I had my first alcoholic drink at the age of 21 and a half. Before that point, I had told plenty of people I was never going to drink. It seemed an unnecessary danger as well as an unnecessary expense. My family had a long history of alcoholism and I had heard alcohol damaged the brain in any case. The only drinking culture I was familiar with beforehand was that which exists in America, particularly its younger crowd. In the United States use of liquor is associated with getting drunk. Drunkenness is achieved using the cheapest liquor possible. Watery canned lagers are consumed by the case(An impractical, flavorless way of getting drunk). Even when the party people see sense, they resort to the cheapest rum and vodka, drinks so noxious that they usually have to be mixed with something else.
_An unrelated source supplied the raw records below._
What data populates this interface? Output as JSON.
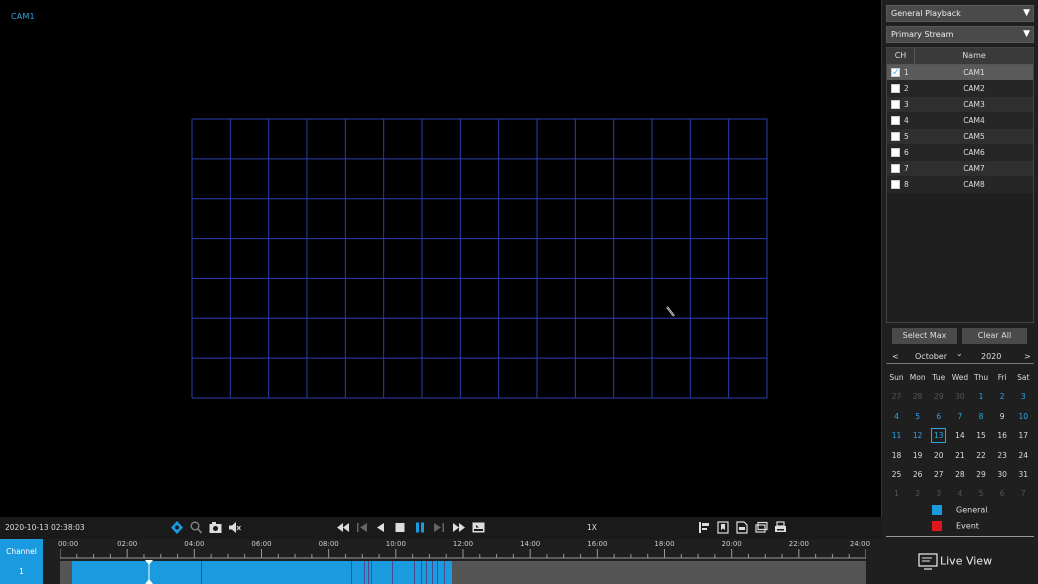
{
  "video": {
    "cam_label": "CAM1"
  },
  "side": {
    "mode_select": "General Playback",
    "stream_select": "Primary Stream",
    "table_header": {
      "ch": "CH",
      "name": "Name"
    },
    "channels": [
      {
        "num": "1",
        "name": "CAM1",
        "checked": true
      },
      {
        "num": "2",
        "name": "CAM2",
        "checked": false
      },
      {
        "num": "3",
        "name": "CAM3",
        "checked": false
      },
      {
        "num": "4",
        "name": "CAM4",
        "checked": false
      },
      {
        "num": "5",
        "name": "CAM5",
        "checked": false
      },
      {
        "num": "6",
        "name": "CAM6",
        "checked": false
      },
      {
        "num": "7",
        "name": "CAM7",
        "checked": false
      },
      {
        "num": "8",
        "name": "CAM8",
        "checked": false
      }
    ],
    "select_max": "Select Max",
    "clear_all": "Clear All",
    "calendar": {
      "prev": "<",
      "month": "October",
      "year": "2020",
      "next": ">",
      "weekdays": [
        "Sun",
        "Mon",
        "Tue",
        "Wed",
        "Thu",
        "Fri",
        "Sat"
      ],
      "weeks": [
        [
          {
            "d": "27",
            "s": "dim"
          },
          {
            "d": "28",
            "s": "dim"
          },
          {
            "d": "29",
            "s": "dim"
          },
          {
            "d": "30",
            "s": "dim"
          },
          {
            "d": "1",
            "s": "rec"
          },
          {
            "d": "2",
            "s": "rec"
          },
          {
            "d": "3",
            "s": "rec"
          }
        ],
        [
          {
            "d": "4",
            "s": "rec"
          },
          {
            "d": "5",
            "s": "rec"
          },
          {
            "d": "6",
            "s": "rec"
          },
          {
            "d": "7",
            "s": "rec"
          },
          {
            "d": "8",
            "s": "rec"
          },
          {
            "d": "9",
            "s": ""
          },
          {
            "d": "10",
            "s": "rec"
          }
        ],
        [
          {
            "d": "11",
            "s": "rec"
          },
          {
            "d": "12",
            "s": "rec"
          },
          {
            "d": "13",
            "s": "today"
          },
          {
            "d": "14",
            "s": ""
          },
          {
            "d": "15",
            "s": ""
          },
          {
            "d": "16",
            "s": ""
          },
          {
            "d": "17",
            "s": ""
          }
        ],
        [
          {
            "d": "18",
            "s": ""
          },
          {
            "d": "19",
            "s": ""
          },
          {
            "d": "20",
            "s": ""
          },
          {
            "d": "21",
            "s": ""
          },
          {
            "d": "22",
            "s": ""
          },
          {
            "d": "23",
            "s": ""
          },
          {
            "d": "24",
            "s": ""
          }
        ],
        [
          {
            "d": "25",
            "s": ""
          },
          {
            "d": "26",
            "s": ""
          },
          {
            "d": "27",
            "s": ""
          },
          {
            "d": "28",
            "s": ""
          },
          {
            "d": "29",
            "s": ""
          },
          {
            "d": "30",
            "s": ""
          },
          {
            "d": "31",
            "s": ""
          }
        ],
        [
          {
            "d": "1",
            "s": "dim"
          },
          {
            "d": "2",
            "s": "dim"
          },
          {
            "d": "3",
            "s": "dim"
          },
          {
            "d": "4",
            "s": "dim"
          },
          {
            "d": "5",
            "s": "dim"
          },
          {
            "d": "6",
            "s": "dim"
          },
          {
            "d": "7",
            "s": "dim"
          }
        ]
      ]
    },
    "legend": [
      {
        "label": "General",
        "color": "#1a9be0"
      },
      {
        "label": "Event",
        "color": "#e0161e"
      }
    ],
    "live_view": "Live View"
  },
  "toolbar": {
    "datetime": "2020-10-13 02:38:03",
    "speed": "1X",
    "accent": "#1a9be0"
  },
  "timeline": {
    "channel_title": "Channel",
    "channel_num": "1",
    "hours": [
      "00:00",
      "02:00",
      "04:00",
      "06:00",
      "08:00",
      "10:00",
      "12:00",
      "14:00",
      "16:00",
      "18:00",
      "20:00",
      "22:00",
      "24:00"
    ]
  }
}
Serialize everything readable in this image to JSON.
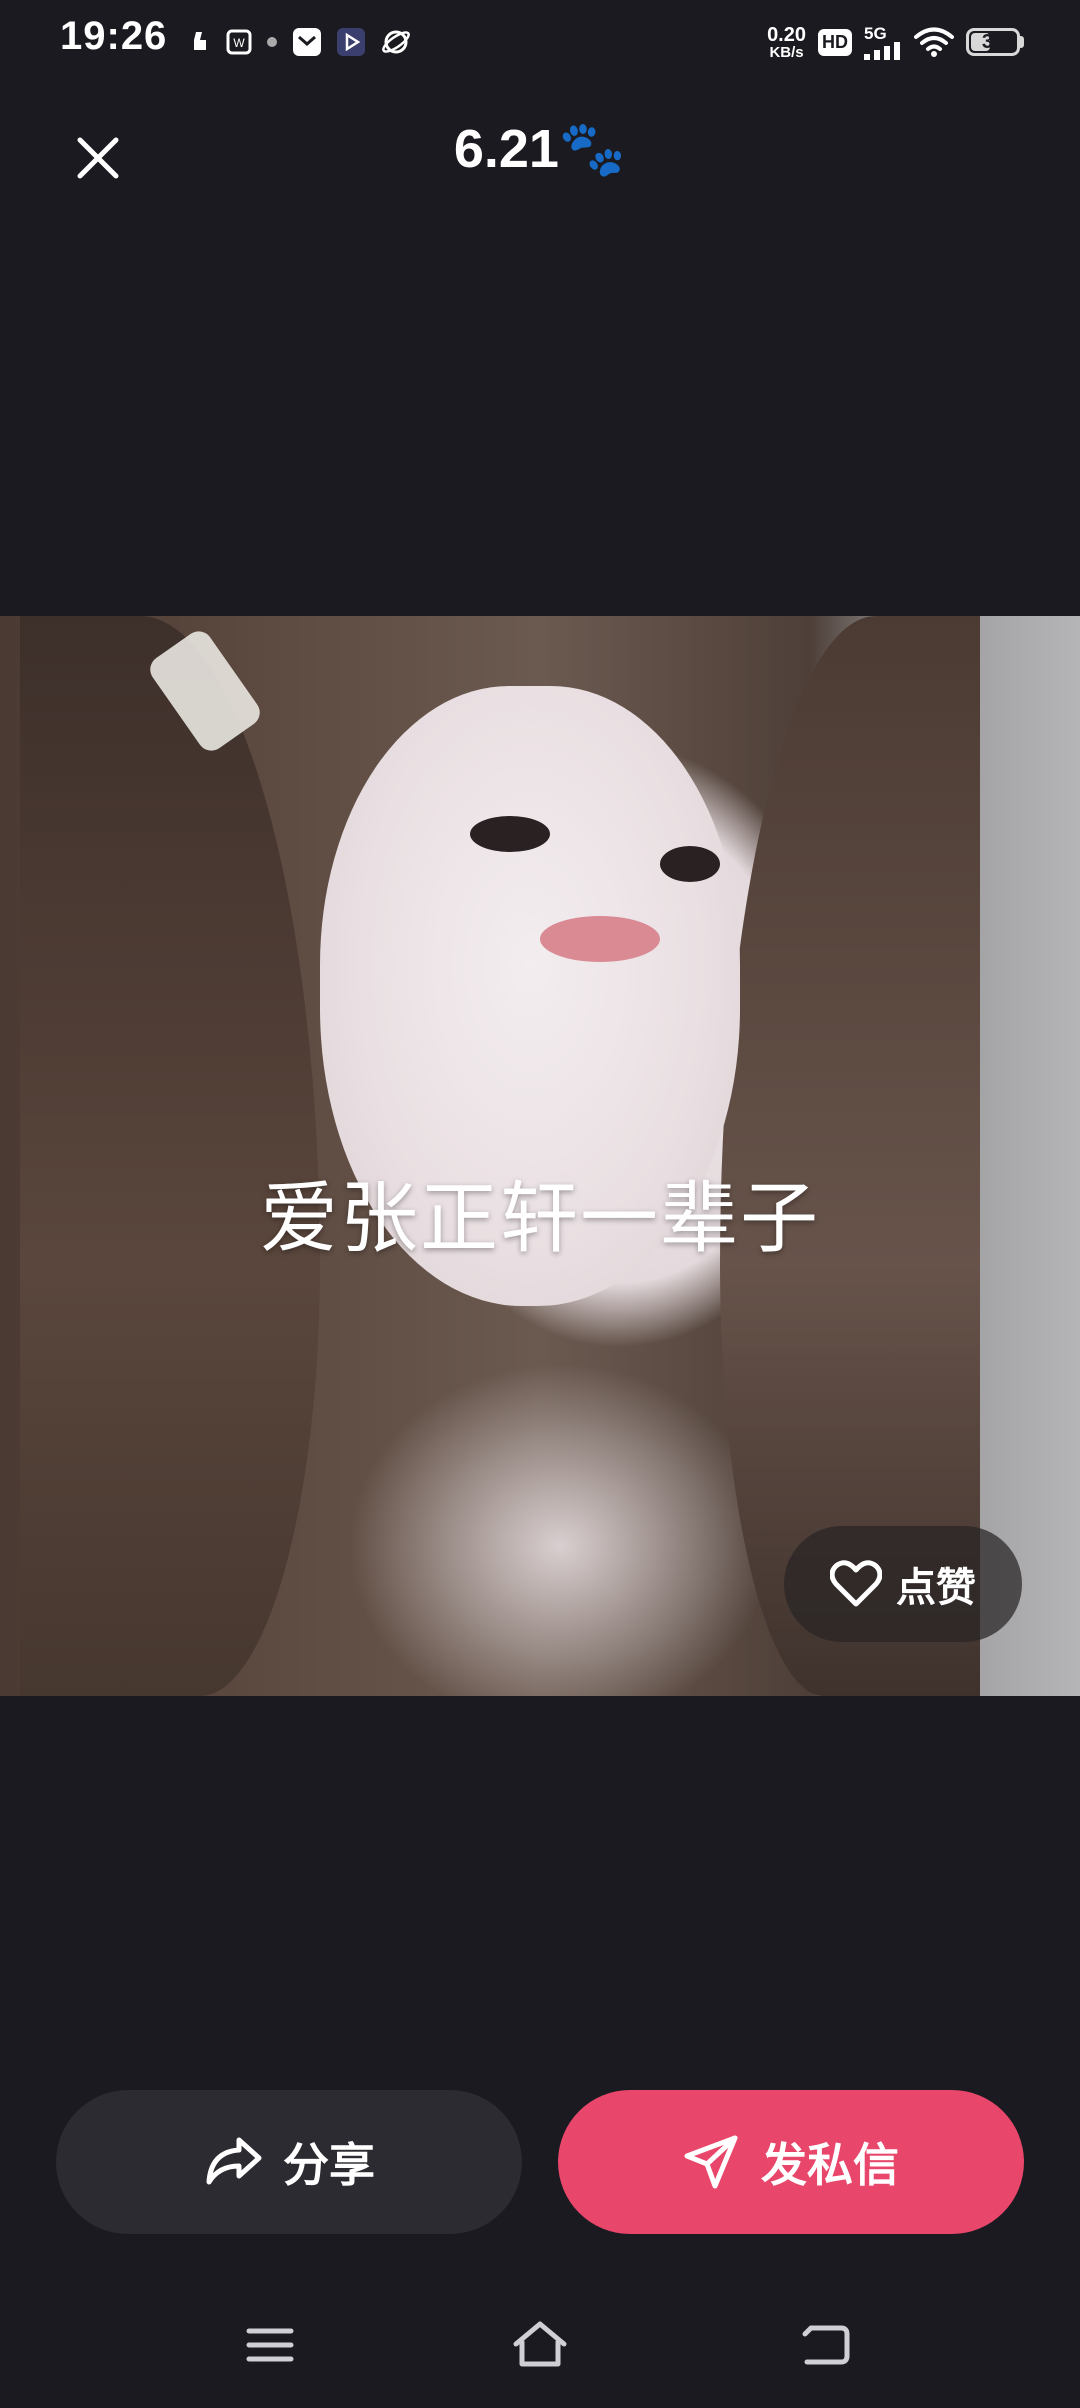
{
  "status_bar": {
    "time": "19:26",
    "net_speed_value": "0.20",
    "net_speed_unit": "KB/s",
    "hd_label": "HD",
    "network_label": "5G",
    "battery_level": "39"
  },
  "header": {
    "title": "6.21🐾"
  },
  "photo": {
    "caption": "爱张正轩一辈子",
    "like_label": "点赞"
  },
  "actions": {
    "share_label": "分享",
    "dm_label": "发私信"
  },
  "colors": {
    "background": "#1a1a20",
    "share_button": "#2b2b31",
    "dm_button": "#e8466a"
  }
}
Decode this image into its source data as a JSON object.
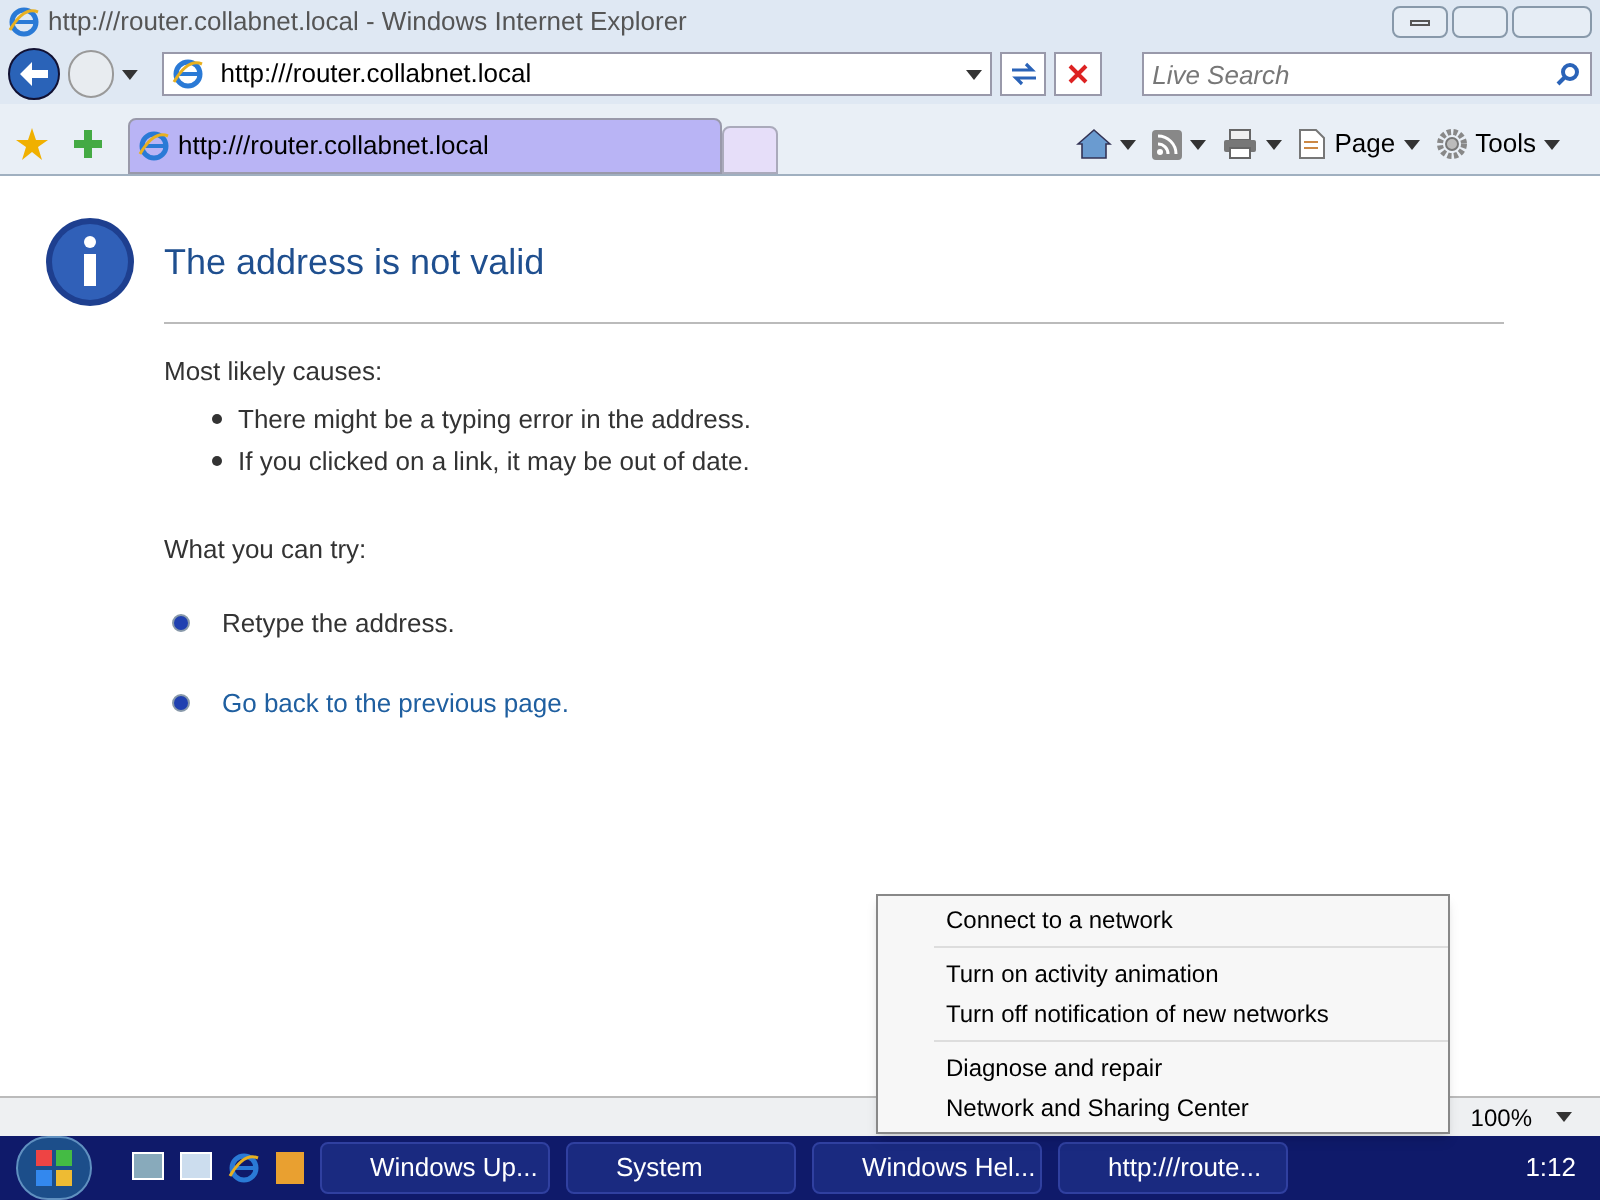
{
  "window": {
    "title": "http:///router.collabnet.local - Windows Internet Explorer"
  },
  "address_bar": {
    "value": "http:///router.collabnet.local"
  },
  "search": {
    "placeholder": "Live Search"
  },
  "tabs": [
    {
      "label": "http:///router.collabnet.local",
      "selected": true
    }
  ],
  "command_bar": [
    {
      "kind": "home"
    },
    {
      "kind": "feeds"
    },
    {
      "kind": "print"
    },
    {
      "label": "Page",
      "kind": "page"
    },
    {
      "label": "Tools",
      "kind": "tools"
    }
  ],
  "page": {
    "heading": "The address is not valid",
    "causes_title": "Most likely causes:",
    "causes": [
      "There might be a typing error in the address.",
      "If you clicked on a link, it may be out of date."
    ],
    "try_title": "What you can try:",
    "tries": [
      {
        "text": "Retype the address.",
        "kind": "text"
      },
      {
        "text": "Go back to the previous page.",
        "kind": "link"
      }
    ]
  },
  "status_bar": {
    "zoom": "100%"
  },
  "taskbar": {
    "buttons": [
      {
        "label": "Windows Up..."
      },
      {
        "label": "System"
      },
      {
        "label": "Windows Hel..."
      },
      {
        "label": "http:///route..."
      }
    ],
    "clock": "1:12"
  },
  "context_menu": [
    [
      "Connect to a network"
    ],
    [
      "Turn on activity animation",
      "Turn off notification of new networks"
    ],
    [
      "Diagnose and repair",
      "Network and Sharing Center"
    ]
  ]
}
Even so, these cheapest drinks cause them to throw up and cause monster hangovers.
I found this American drinking culture to be repugnant. I could not think of a single good reason to participate. In fact, I asked people why they did it. Most people told me it ‘loosened them up, got rid of inhibitions.’ This was less than convincing as I remembered some nights on campus when it sounded as though several species of dinosaurs were calling out in the night. There were some inhibitions I thought I would rather keep. The only possible lure was the association of drinking culture with getting laid. Even so, drunken sex, I could infer is for the most part forgotten the next day and is a fantastic way to knock someone up, get an STD, or both. It occurred to me that one might be inclined to forget condoms and pills while inebriated. I continued to ask people why they did it and I still got the same answer. The reasons I wasn’t being given became evident in personal observations and reading on the subject. It was an odd, self-destructive ritual of social acceptance. The bizarre ethos of youth drinking showed itself when I listened to party people boast about how they had turned a drunken friend’s head while prone so he wouldn’t choke on his own vomit. This they cited to me as if it were evidence of how their drinking culture promoted interdependence and bonding. I was disgusted that these people were willing to put themselves in danger to have a bonding experience by having their friends save them from themselves. What really struck me wrong was that the entire situation upon which they were desperately trying to create friendships was wholly contrived. This fundamental falseness and dishonesty turned me off above all else. The emotional dependence of party people on drinking troubled me. Plenty of party people told me they thought it was fine I didn’t drink, but I couldn’t help but notice that I was always outside of their inner circle, which consisted of fellow party people. They say that there’s no pressure to drink but they don’t quite seem to be aware that it simply isn’t true. In any case, there was a decision to make. I rejected the drinking culture and by extension, alcoholic beverages.
My perspective began to change when I studied abroad in Argentina and lived with a family there. Evening meals would quite often be served with a glass of red wine. I would opt for water instead, but no one cared. It was no more important than whether I wanted milk or fruit juice; it was just a beverage to be had with a meal. No one ever drank enough to become even mildly intoxicated and it quickly became clear I was witnessing something different. I eventually tried some wine and found it to be very much an acquired taste. Even so, I liked from the beginning how a bit of it could clean the palate of flavorful, thick, or salty foods. The flavor itself quickly grew on me until I actually preferred a glass of wine with dinner. I returned from Argentina a drinker and I quickly got into trying different drinks for the pleasure of the taste, the feeling on the palate, and a mild relaxing effect after a long day. I learned I had started out on some of the driest and most flavorful reds and after acquiring the taste, liked them best of all. From wines I expanded into liqueurs, whiskeys, meads, beers, brandies, cognacs, cocktails, and absinthe. Even with the passage the last few years, I have gotten intoxicated only rarely and never anywhere near the point of being unable to freely move about. I have never had a hangover and I have never thrown up from drinking. Rather, it has been an engaging hobby and a celebration of the senses.
The trend of needlessly destructive drinking that seems so strong in the USA in part arises from the fact that alcohol is stigmatized and kept in the closet. Since it is treated as some forbidden substance it is a natural temptation for impulsive children, who never having been taught a healthy ethic of imbibing alcohol, quickly move to excess. They don’t even know exactly what they’re doing to themselves until they’re already drunk. During my time in college, it was almost always freshmen who would drink to the point of alcohol poisoning. They were young men and women who drank like children in the truest sense. Without Mom and Dad to keep an eye on them, they were utterly clueless. Ironically, cultures in which consumption of alcohol is a part of everyday life and the family seem to have less of a problem with such reckless abuse. When alcohol is no mysterious substance nor an elixir of adulthood, there is less motivation to drink for the sake of getting drunk.
In the United States at present, drinkers are growing fewer every year and I can’t blame them for abstaining. One could live a lifetime in American society without seeing alcohol cause anything but the misery that results from its chronic abuse. They might never know that there is another way of drinking.